Die deutsche Finanzaufsichtsbehörde BaFin verbietet Differenzgeschäfte (CFDs) mit einer Nachschusspflicht für Privatkunden.

Bereits Ende vergangenen Jahres kündigte die deutsche Finanzaufsicht BaFin an, den Handel mit CFDs mehr einschränken zu wollen. Denn Privatanleger könnten das damit verbundene unkalkulierbare Verlustrisiko nicht abschätzen, begründete die für die Wertpapieraufsicht zuständige Exekutivdirektorin Elisabeth Roegele das Verbot.

„Mit der Beschränkung des CFD-Handels machen wir erstmalig von der Möglichkeit zur Produktintervention Gebrauch“, erläuterte sie weiter. So erließ die Bundesanstalt für Finanzdienstleistungsaufsicht (BaFin) gestern eine Allgemeinverfügung und beschränkt damit die Vermarktung, den Vertrieb und den Verkauf von finanziellen Differenzkontrakten - so genannten Contracts for Difference, CFDs - mit Nachschusspflicht.

Das Verlustrisiko beim CFD-Handel ist nicht auf den Kapitaleinsatz des Kunden beschränkt, sondern kann sein gesamtes Privatvermögen erfassen und ein Vielfaches seines eingesetzten Kapitals betragen.

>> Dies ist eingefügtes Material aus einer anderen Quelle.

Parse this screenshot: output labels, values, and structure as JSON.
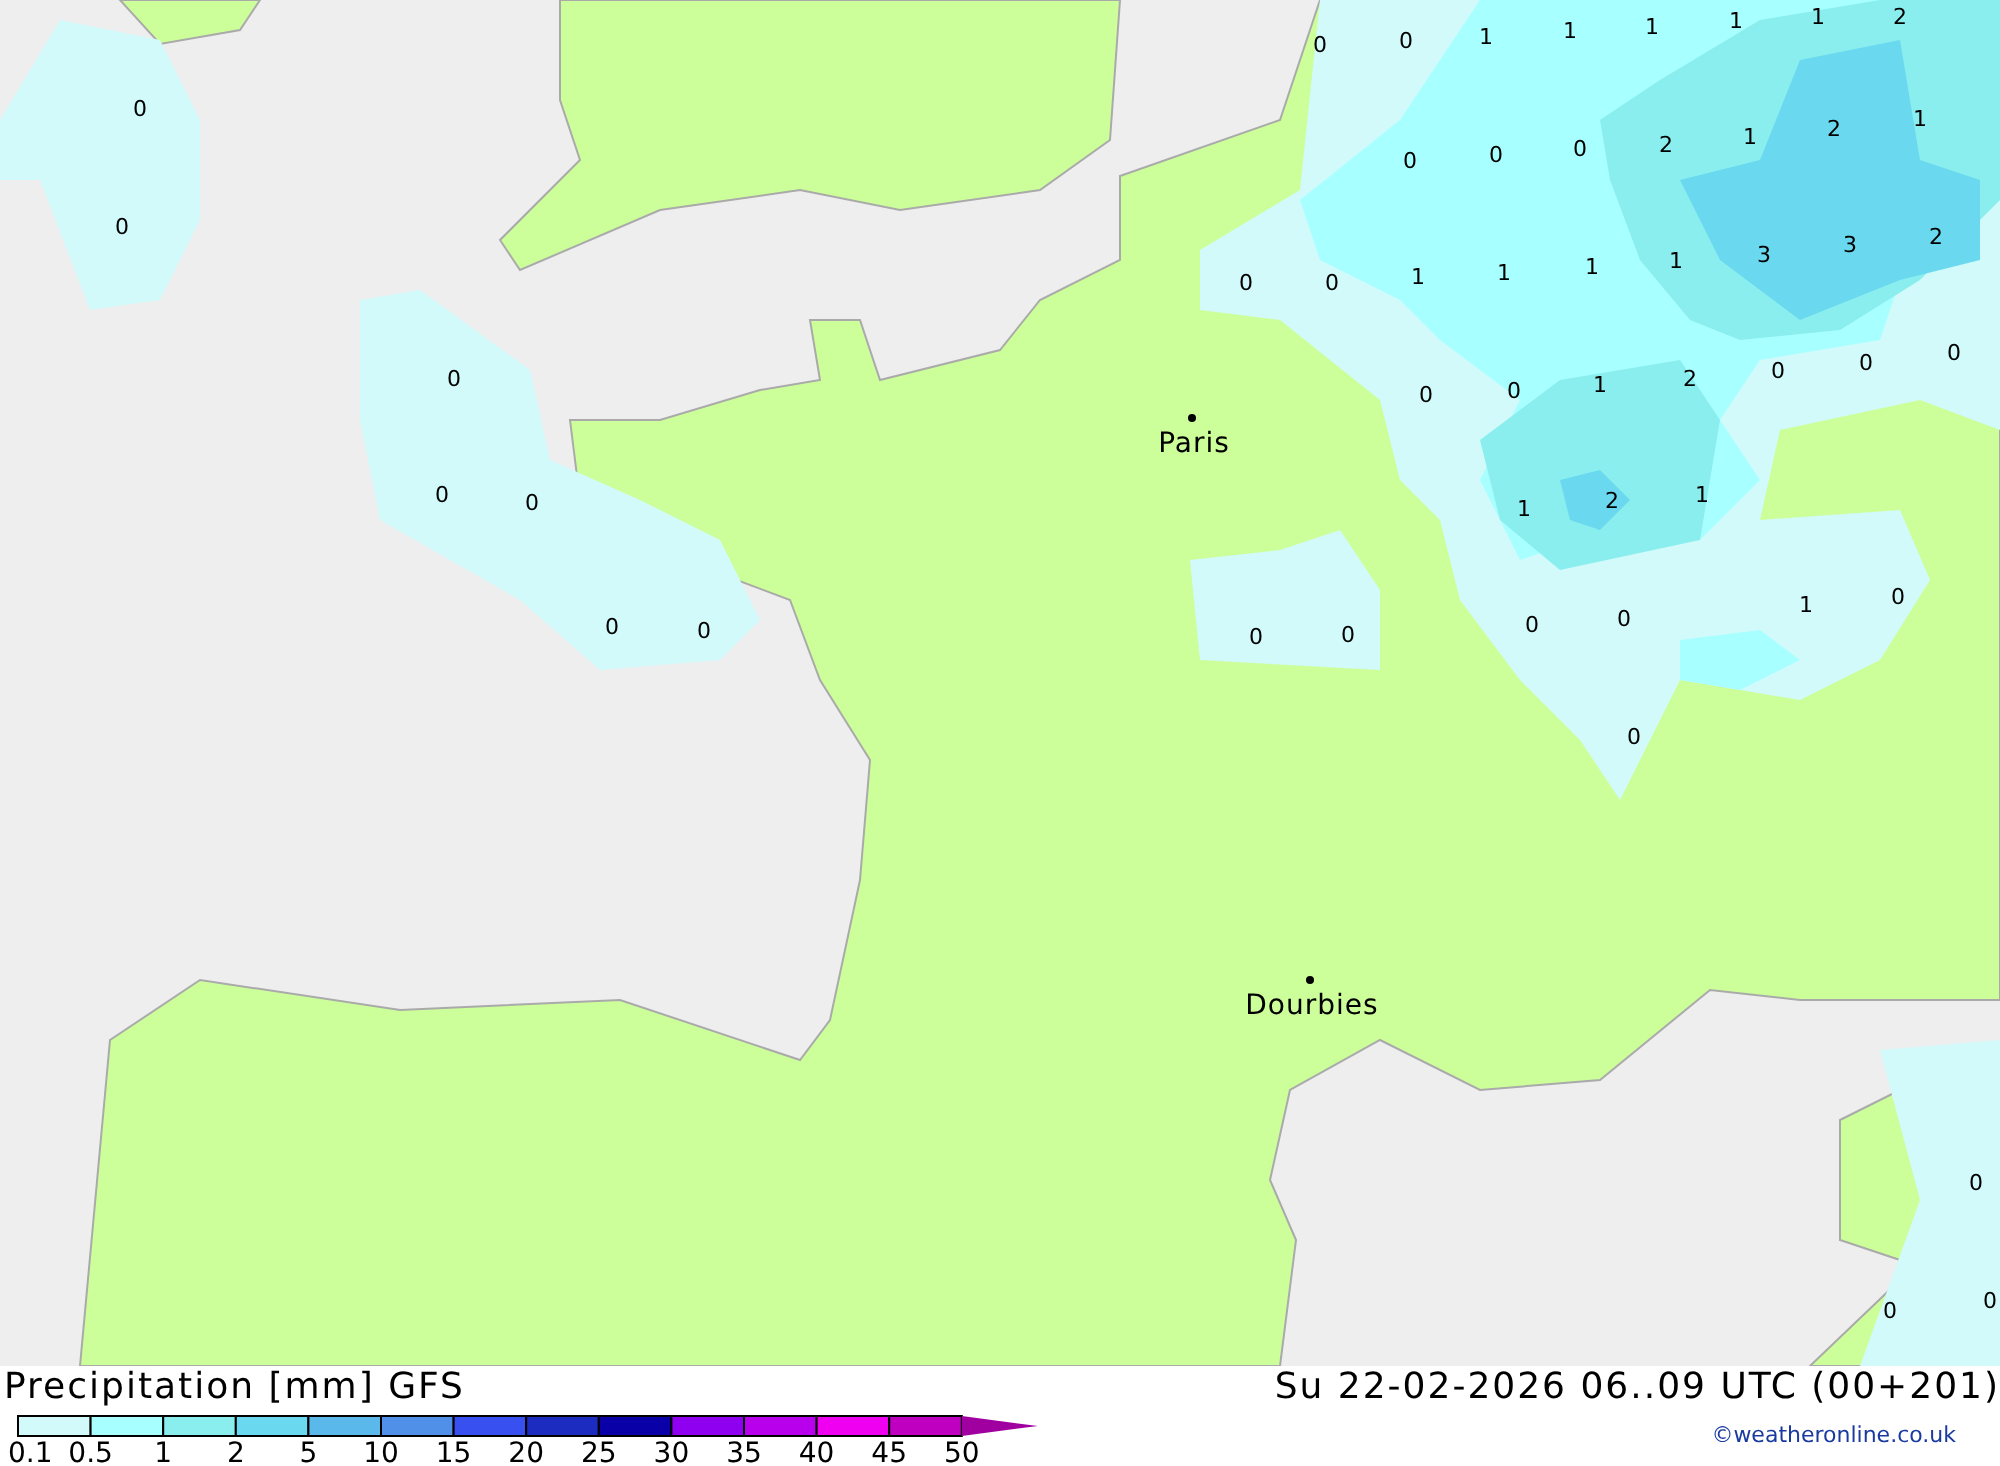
{
  "map": {
    "cities": [
      {
        "name": "Paris"
      },
      {
        "name": "Dourbies"
      }
    ],
    "value_labels": [
      "0",
      "0",
      "1",
      "1",
      "1",
      "1",
      "1",
      "2",
      "0",
      "0",
      "0",
      "0",
      "0",
      "2",
      "1",
      "2",
      "1",
      "0",
      "0",
      "1",
      "1",
      "1",
      "1",
      "3",
      "3",
      "2",
      "0",
      "0",
      "1",
      "2",
      "0",
      "0",
      "0",
      "0",
      "0",
      "0",
      "1",
      "2",
      "1",
      "0",
      "0",
      "0",
      "0",
      "0",
      "0",
      "1",
      "0",
      "0",
      "0",
      "0",
      "0"
    ]
  },
  "legend": {
    "title": "Precipitation [mm] GFS",
    "max_label": "50",
    "scale": [
      {
        "label": "0.1",
        "color": "#d2fafa"
      },
      {
        "label": "0.5",
        "color": "#a8ffff"
      },
      {
        "label": "1",
        "color": "#8aeeee"
      },
      {
        "label": "2",
        "color": "#6ad8ee"
      },
      {
        "label": "5",
        "color": "#5ab8ea"
      },
      {
        "label": "10",
        "color": "#5090e8"
      },
      {
        "label": "15",
        "color": "#3850f0"
      },
      {
        "label": "20",
        "color": "#1c2cc0"
      },
      {
        "label": "25",
        "color": "#0a00a8"
      },
      {
        "label": "30",
        "color": "#9000f0"
      },
      {
        "label": "35",
        "color": "#b800ec"
      },
      {
        "label": "40",
        "color": "#f000f0"
      },
      {
        "label": "45",
        "color": "#c000c0"
      }
    ]
  },
  "valid_time": "Su 22-02-2026 06..09 UTC (00+201)",
  "credit": "©weatheronline.co.uk"
}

Das könne man aus Verbraucherschutzgründen nicht länger akzeptieren und deshalb sei die Beschränkung des CFD-Handels ein notwendiger Schritt zum Schutz der Privatanleger, erklärte Roegele.

Die Anbieter von CFDs mit Nachschusspflicht haben nun drei Monate Zeit, ihre Produkte oder Geschäftsmodelle anzupassen. Einige Anbieter solcher Produkte haben laut BaFin bereits CFDs ohne Nachschusspflicht im Programm oder hätten es zumindest angekündigt, solche Produkte zu schaffen.

Der Marktführer für den CFD-Handel Plus500 begrüßte die Entscheidung der deutschen Finanzaufsichtsbehörde (BaFin), die ab dem 10. August 2017 den Verkauf von Differenzgeschäften (CFDs) mit einer Nachschusspflicht verbietet. In einer Presseerklärung des Unternehmens heißt es:

„Plus500 begrüßt diesen Sicherheitsmechanismus für die Industrie und möchte hiermit betonten, dass das Unternehmen schon immer einen Schutz vor negativen Kontosalden für seine Kunden bei allen Produkten angeboten hat. Darüber hinaus fordert die BaFin keine Begrenzung des Hebels. Deshalb werden diese Änderungen keinen Einfluss auf unsere Geschäftstätigkeit haben“.

Bereits in der Vergangenheit hatten Regulierungsbehörden in Europa den CFD-Handel beschnitten. So hat die französische Finanzaufsichtsbehörde aufgrund zunehmender Beschwerden gegen Produkte wie binäre Optionen und Forex bereits die Vermarktung gehebelter Finanzprodukte verboten. Belgien hatte sogar einen noch strikteren Weg gewählt und hatte den Handel mit gehebelten Produkten für Privatanleger komplett verboten.

CFDs sind Verträge zwischen zwei Parteien, die auf die Kursentwicklung eines bestimmten Basiswerts spekulieren. Basiswerte können beispielsweise Aktien, Indizes, Währungspaare oder Zinssätze sein. Der Anleger spekuliert auf eine positive oder negative Kursänderung des Basiswerts. Bei Kursänderungen des Basiswerts werden die entsprechenden Kursgewinne oder Kursverluste im CFD nachvollzogen. Bei einer positiven Differenz erhält der Anleger vom CFD-Anbieter den Differenzbetrag, bei einer negativen Differenz muss der Privatanleger die Differenz dem CFD-Anbieter ausgleichen.